Noch während sie die letzten Worte sprach, begann sie wieder zu verschwinden. Diesmal ganz langsam – erst die Schwanzspitze, dann der Körper, zuletzt der Kopf und dann die Ohren. Auch ihre Stimme wurde leiser. Nur ihr Grinsen schwebte noch eine ganze Weile in der Luft, auch als Mia und Wilhelm schon damit beschäftigt waren, sich den Kopf zu zerbrechen, wer sie hier erwarten könne und ob sie vielleicht wirklich verrückt geworden waren. Es dauerte einige Minuten, bis auch der letzte spitze Zahn nicht mehr zu sehen war.

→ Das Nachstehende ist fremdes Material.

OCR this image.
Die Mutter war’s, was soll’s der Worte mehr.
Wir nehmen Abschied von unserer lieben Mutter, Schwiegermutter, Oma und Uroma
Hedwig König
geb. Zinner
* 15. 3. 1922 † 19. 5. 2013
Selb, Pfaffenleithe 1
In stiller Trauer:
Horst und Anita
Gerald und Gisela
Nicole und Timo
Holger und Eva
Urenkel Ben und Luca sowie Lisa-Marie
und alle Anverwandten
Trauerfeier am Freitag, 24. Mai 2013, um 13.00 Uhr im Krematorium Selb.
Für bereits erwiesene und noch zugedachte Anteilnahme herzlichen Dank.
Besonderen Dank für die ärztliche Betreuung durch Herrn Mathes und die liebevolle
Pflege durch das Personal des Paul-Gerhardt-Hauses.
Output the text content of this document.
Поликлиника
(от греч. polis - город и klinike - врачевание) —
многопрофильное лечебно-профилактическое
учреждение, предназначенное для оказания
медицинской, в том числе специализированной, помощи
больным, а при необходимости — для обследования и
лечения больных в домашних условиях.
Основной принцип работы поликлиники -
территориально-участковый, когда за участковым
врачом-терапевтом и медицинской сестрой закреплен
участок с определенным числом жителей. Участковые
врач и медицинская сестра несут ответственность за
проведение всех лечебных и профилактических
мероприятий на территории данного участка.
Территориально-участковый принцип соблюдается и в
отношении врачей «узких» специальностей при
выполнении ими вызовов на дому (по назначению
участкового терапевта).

Da es allmählich dunkel wurde und sie nicht wussten, was sie in diesem Wald noch erwarten würde, beschlossen sie, erst einmal auf den großen Blättern der Sonnenblume zu übernachten. Am nächsten Morgen könnten sie dann entscheiden, wo lang sie gehen sollten. Von dort aus sollten sie schließlich eine gute Aussicht auf die Umgebung haben. Wilhelm hob Mia auf das unterste Blatt, dann kletterte er selbst hinauf. Dann hob er Mia auf das nächsthöhere Blatt und wieder kletterte er hinterher. So machten sie es, bis sie das oberste Blatt erreicht hatten.

Sie machten es sich gemütlich und noch bevor sie darüber nachdenken konnten, in welches Abenteuer sie hier hineingestolpert waren, waren die beiden tief und fest eingeschlafen.